En junio, el Parlamento la nombró “Jefa Espiritual de la Nación”. El 29 de ese mes firmó su testamento: “Quiero vivir eternamente con Perón y con mi pueblo”.
Las últimas horas de una protagonista
En julio de 1952, Evita se había trasladado a un vestidor contiguo al dormitorio de Perón. Quería sentirse cerca de él en sus últimos momentos. La noche del 25, le susurró a su enfermera: “Ya queda poco”.
Al amanecer del 26, sus últimas palabras fueron: “Me voy, la flaca se va… Evita se va a descansar”. También le dijo a Perón: “No abandones nunca a los pobres.
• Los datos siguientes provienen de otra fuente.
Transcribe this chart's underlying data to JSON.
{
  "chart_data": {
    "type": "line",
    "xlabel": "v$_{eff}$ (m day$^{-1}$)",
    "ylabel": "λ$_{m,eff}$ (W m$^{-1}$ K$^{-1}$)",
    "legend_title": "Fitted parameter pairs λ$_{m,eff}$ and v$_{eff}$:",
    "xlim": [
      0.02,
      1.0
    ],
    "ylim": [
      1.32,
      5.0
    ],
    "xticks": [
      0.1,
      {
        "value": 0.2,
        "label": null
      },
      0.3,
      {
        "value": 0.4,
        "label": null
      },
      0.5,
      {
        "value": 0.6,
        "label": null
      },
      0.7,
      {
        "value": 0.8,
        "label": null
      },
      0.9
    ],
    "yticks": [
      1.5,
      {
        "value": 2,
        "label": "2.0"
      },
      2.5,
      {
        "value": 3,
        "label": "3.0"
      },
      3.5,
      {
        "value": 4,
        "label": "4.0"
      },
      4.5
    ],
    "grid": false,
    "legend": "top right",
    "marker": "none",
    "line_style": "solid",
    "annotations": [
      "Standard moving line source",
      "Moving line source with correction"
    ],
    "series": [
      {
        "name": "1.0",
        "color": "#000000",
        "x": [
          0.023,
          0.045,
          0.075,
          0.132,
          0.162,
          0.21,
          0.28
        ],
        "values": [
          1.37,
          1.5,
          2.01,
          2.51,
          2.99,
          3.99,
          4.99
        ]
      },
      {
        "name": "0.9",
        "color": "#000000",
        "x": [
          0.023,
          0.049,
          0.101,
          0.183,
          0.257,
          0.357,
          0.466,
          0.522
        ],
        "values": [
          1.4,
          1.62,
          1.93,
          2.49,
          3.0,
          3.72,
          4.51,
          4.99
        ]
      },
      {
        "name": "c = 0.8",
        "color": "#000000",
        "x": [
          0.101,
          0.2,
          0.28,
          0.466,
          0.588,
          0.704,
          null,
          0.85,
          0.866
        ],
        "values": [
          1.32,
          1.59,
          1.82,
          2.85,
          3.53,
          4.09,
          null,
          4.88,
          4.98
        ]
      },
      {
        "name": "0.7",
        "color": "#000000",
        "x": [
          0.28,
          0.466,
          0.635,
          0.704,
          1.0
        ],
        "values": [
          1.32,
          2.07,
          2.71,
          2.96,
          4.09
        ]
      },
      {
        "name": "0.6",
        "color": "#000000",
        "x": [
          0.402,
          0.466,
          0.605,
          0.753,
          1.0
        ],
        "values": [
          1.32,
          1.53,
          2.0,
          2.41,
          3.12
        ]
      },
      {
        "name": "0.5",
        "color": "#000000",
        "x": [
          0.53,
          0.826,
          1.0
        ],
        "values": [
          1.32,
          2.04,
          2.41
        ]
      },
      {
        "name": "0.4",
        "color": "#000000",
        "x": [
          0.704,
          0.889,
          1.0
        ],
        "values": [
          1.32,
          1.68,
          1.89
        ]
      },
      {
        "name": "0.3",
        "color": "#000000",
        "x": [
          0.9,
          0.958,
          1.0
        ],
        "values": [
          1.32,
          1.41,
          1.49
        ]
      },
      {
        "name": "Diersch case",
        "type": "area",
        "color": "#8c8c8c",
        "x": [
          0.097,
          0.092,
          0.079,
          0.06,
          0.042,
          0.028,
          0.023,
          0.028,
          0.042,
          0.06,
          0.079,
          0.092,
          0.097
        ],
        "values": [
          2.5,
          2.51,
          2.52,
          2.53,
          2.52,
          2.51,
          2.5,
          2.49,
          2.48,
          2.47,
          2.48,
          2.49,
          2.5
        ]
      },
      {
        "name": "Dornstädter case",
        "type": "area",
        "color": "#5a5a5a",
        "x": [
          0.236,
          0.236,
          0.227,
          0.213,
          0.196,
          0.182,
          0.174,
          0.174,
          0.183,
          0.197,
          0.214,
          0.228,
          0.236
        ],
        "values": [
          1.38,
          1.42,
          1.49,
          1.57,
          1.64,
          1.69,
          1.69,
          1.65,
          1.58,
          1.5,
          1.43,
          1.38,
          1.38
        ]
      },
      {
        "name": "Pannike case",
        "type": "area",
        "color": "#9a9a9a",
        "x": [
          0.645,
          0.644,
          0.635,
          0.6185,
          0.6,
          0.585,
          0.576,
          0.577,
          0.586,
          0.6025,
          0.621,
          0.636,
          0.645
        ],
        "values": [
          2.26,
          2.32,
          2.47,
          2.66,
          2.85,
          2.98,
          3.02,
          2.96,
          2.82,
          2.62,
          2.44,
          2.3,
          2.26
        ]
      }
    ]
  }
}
Son los únicos que saben ser fieles”.
Esa mañana, el pulso de Evita era débil, apenas perceptible. A las 16:30, la revisión médica confirmó el coma. Perón la acompañaba en esa habitación adaptada en la residencia, junto a su madre y hermanos.
Funcionarios cercanos a Perón se movían por la residencia, preparando el anuncio de una muerte que marcaría la historia argentina. Entre ellos, Héctor Cámpora, quien años después sería presidente.
La muerte de Evita fue serena, sin estertores. “Quedó como angelada, bella, en paz. Fue como si se hubiera dormido”, relató su enfermera. A las ocho de la noche, un médico confirmó a Perón: “No hay pulso”. El General rompió en llanto. “¡Qué solo me quedo!”, exclamó.
Una despedida inédita y un cuerpo profanado
Raúl Apold, encargado de la comunicación del Gobierno, redactó el parte oficial. A las 21:36, la voz del locutor Jorge Furnot anunció al país: “Cumple la Subsecretaría de Informaciones de la Presidencia de la Nación el penosísimo deber de informar al pueblo de la República que a las 20.25 horas ha fallecido la señora Eva Perón, Jefa Espiritual de la Nación”.
Esa misma noche, el patólogo español Pedro Ara inició el embalsamamiento. Sara Gatti, su manicura, cumplió con el último deseo de Evita: quitar el esmalte rojo de sus uñas y dejarlas al natural.
Se decretaron dos días de duelo nacional y treinta de luto oficial. Las radios solo emitían música sacra, y cada noche, a las 20:25, se recordaba la “hora en que Eva Perón entró en la inmortalidad”.
El velatorio fue multitudinario, un fenómeno nunca antes visto en Argentina. Duró 16 días y se estima que unos tres millones de personas despidieron a Evita en el Ministerio de Trabajo y Previsión, sede de la fundación desde donde se había convertido en la “abanderada de los humildes”.
Tras el derrocamiento de Perón en 1955, el cuerpo de Evita fue profanado, secuestrado y ocultado, enterrado en secreto bajo una identidad falsa en Italia. Perón lo recuperó recién en 1971.
Finalmente, en 1976, sus restos fueron trasladados al Cementerio de la Recoleta. Casi medio siglo después, su mausoleo sigue recibiendo flores frescas, un testimonio de que Evita, para muchos, sigue siendo inmortal.